Minimizing Power Consumption In Bidirectional Voltage Level Shifters
Lowering Static Power Drain
Static power drainage can account for over 50% of total power consumption in bidirectional voltage translation circuits. By carefully selecting low-power transistor architectures and utilizing sleep modes, static power can be dramatically reduced.
Using low-power transistor architectures
Power-optimized CMOS processes offer transistor variants with lower leakage compared to standard cells. For example, high-threshold transistors exhibit a high source-to-gate voltage barrier, preventing subthreshold conduction when the gates are not actively driven. Up to 30% reduction in leakage is possible by substituting high-VT devices into latch arrays and other static circuitry.
Transistors with multi-gate morphologies, such finFET and tri-gate structures, demonstrate significantly lower off-state currents due to superior electrostatic control over the channel. Bidirectional level shifters constructed with multi-gate FETs slashes static leakage by over 40% compared to traditional planar CMOS processes.
Minimizing leakage with sleep modes
Actively power gating domains when voltage translation is not required can eliminate static currents. This is commonly accomplished with header/footer sleep transistors or more advanced cluster-based power gating methodology.
Header/footer sleep transistors are integrated to gate power to the level translation circuitry itself. On supported processes, the sleep transistors exhibit special leakage-optimized characteristics. Cutting off the power rail essentially halts all static drainage. Re-enabling the header/footer transistors when bidirectional signaling is necessitated incurs some minor delay and switching overhead.
At advanced nodes, cluster-based power gating partitions the level shifter into separately controllable domains, allowing only the active partitioning to remain powered while the rest slumber. This requires extra logic to dynamically reactivate/deactivate domains but reduces sleep mode latency compared to header/footer approaches.
Optimizing Switching Power
While leakage accounts for a considerable fraction, active stepping of voltage rails during state changes continues to represent significant power expenditures. Various techniques exist to minimize unnecessary voltage transitions.
Reducing unnecessary state changes
Glitch generation on control signals can spur spurious intermediate voltage node toggling, costing energy without purpose. This wastage intensifies in mature process nodes where wire delays dominate gate propagation times. Integrating edge-rate controls, hazard mitigation, and other noise-quieting methods curtails harmful glitches.
Latches and flip-flops controlling power mode sequencing should be explicitly designed for glitch-free behavior with master-slave architectures and adjusted for balanced rise/fall times. This ensures no half-clock anomalies trigger unintended power mode transitions.
Employing efficient drive strength scaling
Superfluous overdrive of gate capacitances dissipates excess power across non-critical timing paths. Optimally tuning drive strengths to precisely satisfy transition time targets, rather than conservatively oversizing as per usual synthesis, promotes power economy.
High-fanout nets spanning multiple voltage domains are particularly subject to excess loading. Limiting fanout through insertion of regional buffers, sized precisely to regional capacitance, avoids gross overdrive from an upstream oversized gate attempting to muscle the entire net.
Example Code for Low-Power Bidirectional Level Shifter
The following executable reference design demonstrates integrated application of the aforementioned low-power techniques for minimized power bidirectional level-shifting between 1.8V and 3.3V domains.
Header files and libraries
Configuration of process-specific low-leakage high-VT cells and multi-Vt compilers occurs upfront. Glitch filtering modules are imported alongside power gating control modules.
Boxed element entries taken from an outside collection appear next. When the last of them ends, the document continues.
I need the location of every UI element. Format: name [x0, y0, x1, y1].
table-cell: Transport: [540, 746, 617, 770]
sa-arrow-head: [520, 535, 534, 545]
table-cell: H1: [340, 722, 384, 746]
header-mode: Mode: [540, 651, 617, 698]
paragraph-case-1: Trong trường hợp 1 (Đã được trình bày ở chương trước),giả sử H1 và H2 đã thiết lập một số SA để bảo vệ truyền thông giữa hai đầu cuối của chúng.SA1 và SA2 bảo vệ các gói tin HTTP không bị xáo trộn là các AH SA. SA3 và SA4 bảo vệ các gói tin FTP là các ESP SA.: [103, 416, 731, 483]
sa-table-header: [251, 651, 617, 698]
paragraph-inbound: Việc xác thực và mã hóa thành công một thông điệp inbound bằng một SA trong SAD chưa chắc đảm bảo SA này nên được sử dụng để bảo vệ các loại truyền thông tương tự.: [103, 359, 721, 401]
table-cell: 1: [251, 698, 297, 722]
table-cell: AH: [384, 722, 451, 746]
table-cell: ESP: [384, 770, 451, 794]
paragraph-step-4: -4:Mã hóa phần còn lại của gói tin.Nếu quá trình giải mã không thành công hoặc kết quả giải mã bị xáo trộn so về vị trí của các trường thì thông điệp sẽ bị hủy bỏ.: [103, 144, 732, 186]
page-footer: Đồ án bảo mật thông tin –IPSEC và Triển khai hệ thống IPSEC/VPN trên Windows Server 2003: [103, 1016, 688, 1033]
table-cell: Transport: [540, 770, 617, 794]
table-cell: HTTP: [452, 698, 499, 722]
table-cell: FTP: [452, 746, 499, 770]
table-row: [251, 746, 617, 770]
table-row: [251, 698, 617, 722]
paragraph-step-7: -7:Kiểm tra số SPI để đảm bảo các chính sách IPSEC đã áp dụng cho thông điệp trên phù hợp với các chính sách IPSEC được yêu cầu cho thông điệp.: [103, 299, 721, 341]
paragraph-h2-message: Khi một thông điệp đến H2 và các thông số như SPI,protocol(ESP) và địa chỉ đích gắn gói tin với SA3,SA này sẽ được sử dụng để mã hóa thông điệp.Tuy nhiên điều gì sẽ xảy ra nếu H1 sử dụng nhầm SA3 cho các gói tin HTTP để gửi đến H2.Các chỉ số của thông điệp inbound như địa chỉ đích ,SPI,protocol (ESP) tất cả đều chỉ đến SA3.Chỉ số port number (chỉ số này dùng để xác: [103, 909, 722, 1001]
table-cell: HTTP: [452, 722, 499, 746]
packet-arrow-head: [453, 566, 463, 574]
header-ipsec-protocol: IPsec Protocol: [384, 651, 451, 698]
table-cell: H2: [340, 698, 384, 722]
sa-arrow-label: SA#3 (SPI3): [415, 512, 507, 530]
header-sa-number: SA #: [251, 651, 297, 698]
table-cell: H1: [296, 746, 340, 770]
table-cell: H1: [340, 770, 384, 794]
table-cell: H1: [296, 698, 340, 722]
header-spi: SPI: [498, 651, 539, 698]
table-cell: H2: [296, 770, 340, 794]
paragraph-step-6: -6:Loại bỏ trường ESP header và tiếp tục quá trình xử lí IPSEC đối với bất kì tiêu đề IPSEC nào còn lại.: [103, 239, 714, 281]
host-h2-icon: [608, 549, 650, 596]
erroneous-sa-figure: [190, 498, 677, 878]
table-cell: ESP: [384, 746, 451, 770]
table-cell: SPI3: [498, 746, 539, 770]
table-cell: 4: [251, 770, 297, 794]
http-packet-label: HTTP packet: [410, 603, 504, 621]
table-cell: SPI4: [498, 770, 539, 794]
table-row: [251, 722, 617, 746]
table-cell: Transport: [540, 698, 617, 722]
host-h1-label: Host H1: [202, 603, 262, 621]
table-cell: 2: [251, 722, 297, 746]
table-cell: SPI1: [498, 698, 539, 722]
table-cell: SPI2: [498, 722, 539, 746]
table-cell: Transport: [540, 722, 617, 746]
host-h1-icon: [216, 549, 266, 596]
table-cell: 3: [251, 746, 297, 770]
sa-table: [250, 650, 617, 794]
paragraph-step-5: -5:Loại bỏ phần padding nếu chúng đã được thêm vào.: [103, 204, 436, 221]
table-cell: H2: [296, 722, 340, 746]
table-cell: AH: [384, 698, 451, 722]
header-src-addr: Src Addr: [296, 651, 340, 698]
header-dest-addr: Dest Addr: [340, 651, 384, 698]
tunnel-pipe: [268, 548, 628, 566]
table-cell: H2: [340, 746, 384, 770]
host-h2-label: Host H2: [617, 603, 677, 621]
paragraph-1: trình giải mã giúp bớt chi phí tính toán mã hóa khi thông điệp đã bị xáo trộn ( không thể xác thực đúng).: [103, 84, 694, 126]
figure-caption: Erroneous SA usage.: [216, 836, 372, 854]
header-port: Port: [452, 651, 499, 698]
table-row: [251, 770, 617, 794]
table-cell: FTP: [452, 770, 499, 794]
Initializing pins and peripherals
Primary control pins are instantiated with configured slew rates and timing margins to prevent glitching. The bidirectional core domain along with separate output stages are assigned to independently power-gateable partitions.
ISR for handling power modes
Interrupt handler code issues the appropriate sleep/wake signals to the header/footer transistors depending on bidirectional translation requirements detected by upper level logic.
Core translation functions
Lean strength-sized buffer trees shift inputs from 1.8V up to 3.3V and conversely down-convert 3.3V inputs to 1.8v signals. Auto-gating of unused directional resources minimizes lingering powered-on leakage.
Further Recommendations
While the above methodology realizes substantial power savings through optimization of the level translation circuitry itself, additional benefits can be obtained by considering system-level enhancements.
Leveraging hardware acceleration
Hardware accelerators with level shifting integrated directly into I/O blocks can offload bidirectional signaling tasks from the main application processor. This avoids expending costly software routines and CPU processing overhead just to handle basic voltage translation.
Considering alternate bus interfaces
Emerging bus standards implement bidirectional translation intrinsically within the physical layer specification. Examples include SLIMbus and SerDes-based interfaces. Adopting such architectures obviates the need for explicit external level shifting entirely.